For the avoidance of doubt, the UK Target Market Assessment does not constitute: (a) an assessment of suitability or appropriateness for the purposes of Chapters 9A or 10A, respectively, of the FCA Handbook Conduct of Business Sourcebook; or (b) a recommendation to any investor or group of investors to invest in, or purchase, or take any other action whatsoever with respect to, the Placing Shares.
Each distributor is responsible for undertaking its own target market assessment in respect of the Placing Shares and determining appropriate distribution channels.

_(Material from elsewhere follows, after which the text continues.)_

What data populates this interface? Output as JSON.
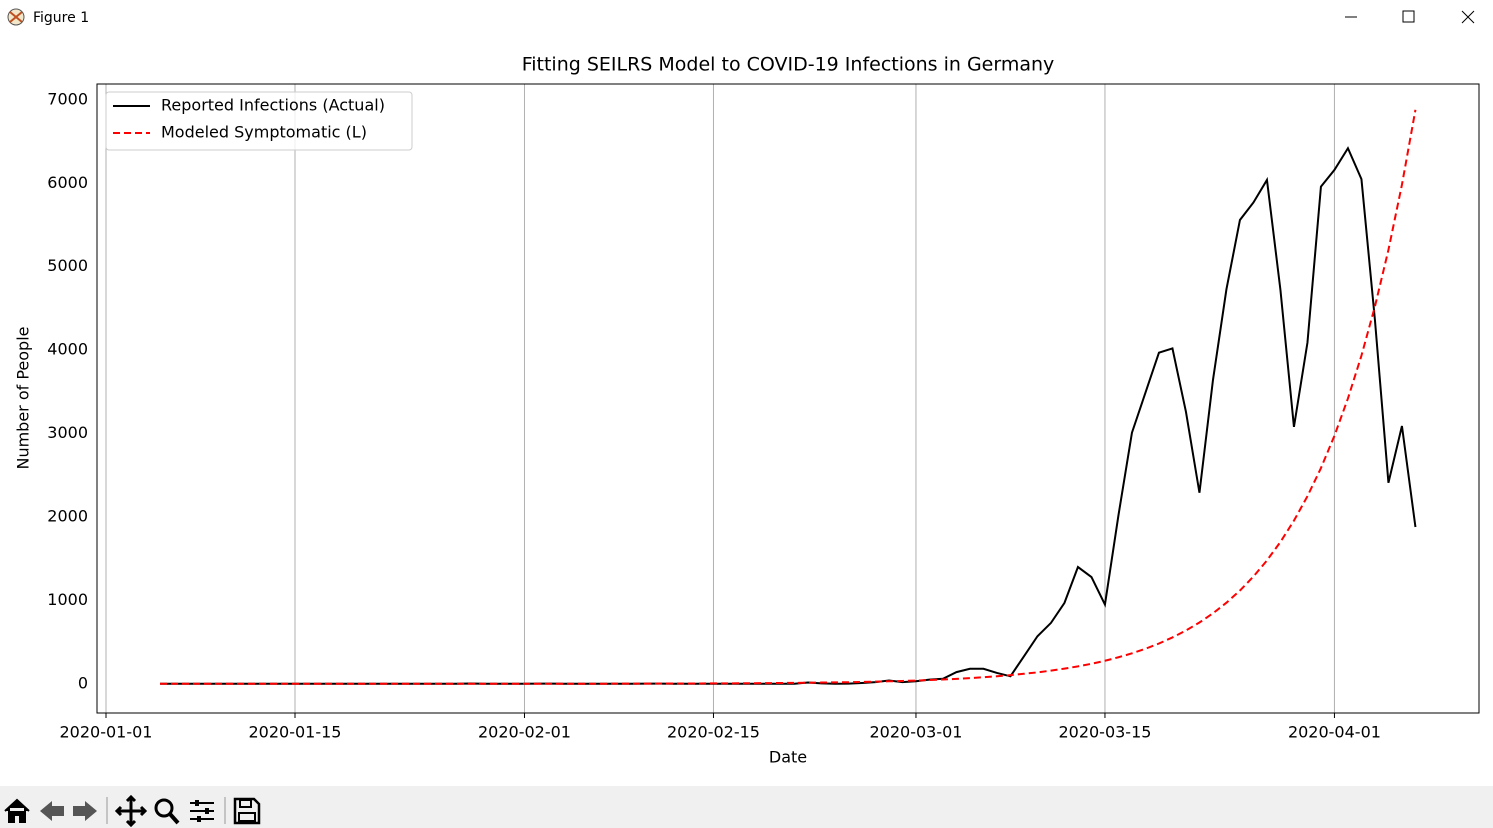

EU Product Governance Requirements
Solely for the purposes of the product governance requirements contained within (a) EU Directive 2014/65/EU on markets in financial instruments, as amended ("MiFID II"), (b) Articles 9 and 10 of Commission Delegated Directive (EU) 2017/593 supplementing MiFID II and (c) local implementing measures (together the "EU Product Governance Requirements") and disclaiming all and any liability, whether arising in tort, contract or otherwise, which any "manufacturer" (for the purposes of the EU Product Governance Requirements) may otherwise have with respect thereto, the Placing Shares have been subject to product approval process, which has determined that the Placing Shares are: (i) compatible with an end target market of (a) investors who meet the criteria of professional clients and (b) eligible counterparties, each as defined in MiFID II; and (ii) eligible for distribution through all distribution channels as are permitted by EU Product Governance Requirements (the "EU Target Market Assessment"). Notwithstanding the EU Target Market Assessment, distributors should note that: the price of the Placing Shares may decline and investors could lose all or part of their investment; the Placing Shares offer no guaranteed income and no capital protection; and an investment in the Placing Shares is compatible only with investors who do not need a guaranteed income or capital protection, who (either alone or in conjunction with an appropriate financial or other adviser) are capable of evaluating the merits and risks of such an investment and who have sufficient resources to be able to bear any losses that may result therefrom.

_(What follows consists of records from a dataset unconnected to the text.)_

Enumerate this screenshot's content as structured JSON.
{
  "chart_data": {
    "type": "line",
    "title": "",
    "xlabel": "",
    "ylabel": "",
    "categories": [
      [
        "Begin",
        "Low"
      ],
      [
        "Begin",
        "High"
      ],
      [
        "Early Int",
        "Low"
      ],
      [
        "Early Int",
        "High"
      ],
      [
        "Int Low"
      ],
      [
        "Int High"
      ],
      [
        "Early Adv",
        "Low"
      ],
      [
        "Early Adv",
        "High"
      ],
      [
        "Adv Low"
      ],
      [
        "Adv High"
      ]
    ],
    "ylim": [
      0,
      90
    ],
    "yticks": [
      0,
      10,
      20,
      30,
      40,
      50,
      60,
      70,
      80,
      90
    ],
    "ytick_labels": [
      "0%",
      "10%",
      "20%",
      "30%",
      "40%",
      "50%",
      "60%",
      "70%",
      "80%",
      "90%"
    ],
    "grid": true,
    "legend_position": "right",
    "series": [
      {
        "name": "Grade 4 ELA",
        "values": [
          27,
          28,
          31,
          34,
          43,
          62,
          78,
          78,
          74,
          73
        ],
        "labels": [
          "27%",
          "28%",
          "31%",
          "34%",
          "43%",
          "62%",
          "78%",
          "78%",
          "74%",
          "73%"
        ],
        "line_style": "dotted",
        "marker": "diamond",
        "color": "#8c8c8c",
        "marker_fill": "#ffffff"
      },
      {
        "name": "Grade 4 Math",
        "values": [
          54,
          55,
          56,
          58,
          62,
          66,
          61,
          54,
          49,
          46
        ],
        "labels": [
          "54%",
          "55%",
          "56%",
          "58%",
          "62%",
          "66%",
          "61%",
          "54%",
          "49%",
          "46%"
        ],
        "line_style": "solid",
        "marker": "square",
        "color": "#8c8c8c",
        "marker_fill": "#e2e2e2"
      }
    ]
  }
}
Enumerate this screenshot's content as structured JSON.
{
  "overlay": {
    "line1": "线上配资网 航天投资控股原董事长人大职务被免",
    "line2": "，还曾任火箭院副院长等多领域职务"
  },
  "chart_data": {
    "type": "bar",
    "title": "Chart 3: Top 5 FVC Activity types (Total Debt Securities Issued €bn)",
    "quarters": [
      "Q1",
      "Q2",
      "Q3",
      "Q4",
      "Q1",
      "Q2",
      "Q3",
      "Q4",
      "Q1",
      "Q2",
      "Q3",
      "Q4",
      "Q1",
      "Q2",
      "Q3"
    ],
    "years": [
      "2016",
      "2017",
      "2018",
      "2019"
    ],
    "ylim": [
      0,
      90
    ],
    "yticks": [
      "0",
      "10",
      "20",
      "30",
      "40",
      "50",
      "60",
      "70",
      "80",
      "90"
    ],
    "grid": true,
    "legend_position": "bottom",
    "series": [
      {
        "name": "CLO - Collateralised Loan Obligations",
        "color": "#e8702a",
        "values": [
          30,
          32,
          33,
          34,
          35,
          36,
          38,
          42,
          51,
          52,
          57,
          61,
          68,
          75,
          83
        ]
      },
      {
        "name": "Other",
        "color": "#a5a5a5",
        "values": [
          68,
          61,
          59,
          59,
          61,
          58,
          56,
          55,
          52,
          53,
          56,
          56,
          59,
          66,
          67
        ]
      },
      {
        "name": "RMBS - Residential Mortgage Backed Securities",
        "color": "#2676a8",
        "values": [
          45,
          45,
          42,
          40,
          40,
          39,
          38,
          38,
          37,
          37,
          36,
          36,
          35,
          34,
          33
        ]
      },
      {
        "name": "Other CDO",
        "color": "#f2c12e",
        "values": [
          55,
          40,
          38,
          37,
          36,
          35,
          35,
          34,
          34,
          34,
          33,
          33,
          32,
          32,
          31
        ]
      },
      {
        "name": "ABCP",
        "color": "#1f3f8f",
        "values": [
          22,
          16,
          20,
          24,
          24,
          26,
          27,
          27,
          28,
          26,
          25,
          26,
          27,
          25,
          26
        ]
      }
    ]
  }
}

The EU Target Market Assessment is without prejudice to the requirements of any contractual, legal or regulatory selling restrictions in relation to the Placing. Furthermore, it is noted that, notwithstanding the EU Target Market Assessment, Zeus will only procure investors who meet the criteria of professional clients and eligible counterparties.

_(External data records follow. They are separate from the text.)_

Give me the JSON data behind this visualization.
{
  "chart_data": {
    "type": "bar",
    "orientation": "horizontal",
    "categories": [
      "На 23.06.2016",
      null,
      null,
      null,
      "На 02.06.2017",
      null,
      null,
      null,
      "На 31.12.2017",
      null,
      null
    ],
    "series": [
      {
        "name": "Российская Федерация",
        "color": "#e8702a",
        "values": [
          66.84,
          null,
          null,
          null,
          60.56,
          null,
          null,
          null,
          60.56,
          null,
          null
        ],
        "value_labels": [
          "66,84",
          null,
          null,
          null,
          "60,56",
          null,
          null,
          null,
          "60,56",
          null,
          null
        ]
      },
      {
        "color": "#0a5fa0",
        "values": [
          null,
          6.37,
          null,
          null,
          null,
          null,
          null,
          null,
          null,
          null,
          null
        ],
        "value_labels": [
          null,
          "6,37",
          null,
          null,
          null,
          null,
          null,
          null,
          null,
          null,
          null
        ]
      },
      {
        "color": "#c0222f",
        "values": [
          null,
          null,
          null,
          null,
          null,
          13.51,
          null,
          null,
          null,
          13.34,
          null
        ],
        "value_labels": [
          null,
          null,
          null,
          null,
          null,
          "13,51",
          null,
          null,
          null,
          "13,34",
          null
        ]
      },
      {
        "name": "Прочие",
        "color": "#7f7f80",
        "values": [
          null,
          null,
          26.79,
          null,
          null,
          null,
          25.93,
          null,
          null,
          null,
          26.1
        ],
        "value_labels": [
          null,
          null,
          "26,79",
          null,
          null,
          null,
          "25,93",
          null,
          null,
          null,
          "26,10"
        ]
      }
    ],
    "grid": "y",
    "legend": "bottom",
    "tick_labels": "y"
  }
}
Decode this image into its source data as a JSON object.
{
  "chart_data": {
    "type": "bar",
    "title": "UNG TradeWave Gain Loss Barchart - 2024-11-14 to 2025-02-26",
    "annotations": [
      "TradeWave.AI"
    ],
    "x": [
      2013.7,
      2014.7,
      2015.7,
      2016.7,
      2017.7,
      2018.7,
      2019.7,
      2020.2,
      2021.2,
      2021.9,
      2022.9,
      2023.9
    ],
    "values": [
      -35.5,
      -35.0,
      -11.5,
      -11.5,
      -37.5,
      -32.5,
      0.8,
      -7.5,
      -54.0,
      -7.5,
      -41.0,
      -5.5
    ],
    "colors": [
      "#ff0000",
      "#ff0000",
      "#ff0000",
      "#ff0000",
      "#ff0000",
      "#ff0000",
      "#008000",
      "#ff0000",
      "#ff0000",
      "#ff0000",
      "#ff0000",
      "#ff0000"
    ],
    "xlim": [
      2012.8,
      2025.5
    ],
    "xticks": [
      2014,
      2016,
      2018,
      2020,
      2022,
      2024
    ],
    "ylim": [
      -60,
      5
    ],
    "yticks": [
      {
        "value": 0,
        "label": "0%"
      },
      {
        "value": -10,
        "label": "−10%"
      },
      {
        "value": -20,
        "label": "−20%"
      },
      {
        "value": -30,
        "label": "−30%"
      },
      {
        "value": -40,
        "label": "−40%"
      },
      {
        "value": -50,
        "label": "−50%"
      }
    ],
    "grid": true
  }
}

For the avoidance of doubt, the EU Target Market Assessment does not constitute: (a) an assessment of suitability or appropriateness for the purposes of MiFID II; or (b) a recommendation to any investor or group of investors to invest in, or purchase, or take any other action whatsoever with respect to the Placing Shares.
Each distributor is responsible for undertaking its own target market assessment in respect of the Placing Shares and determining appropriate distribution channels.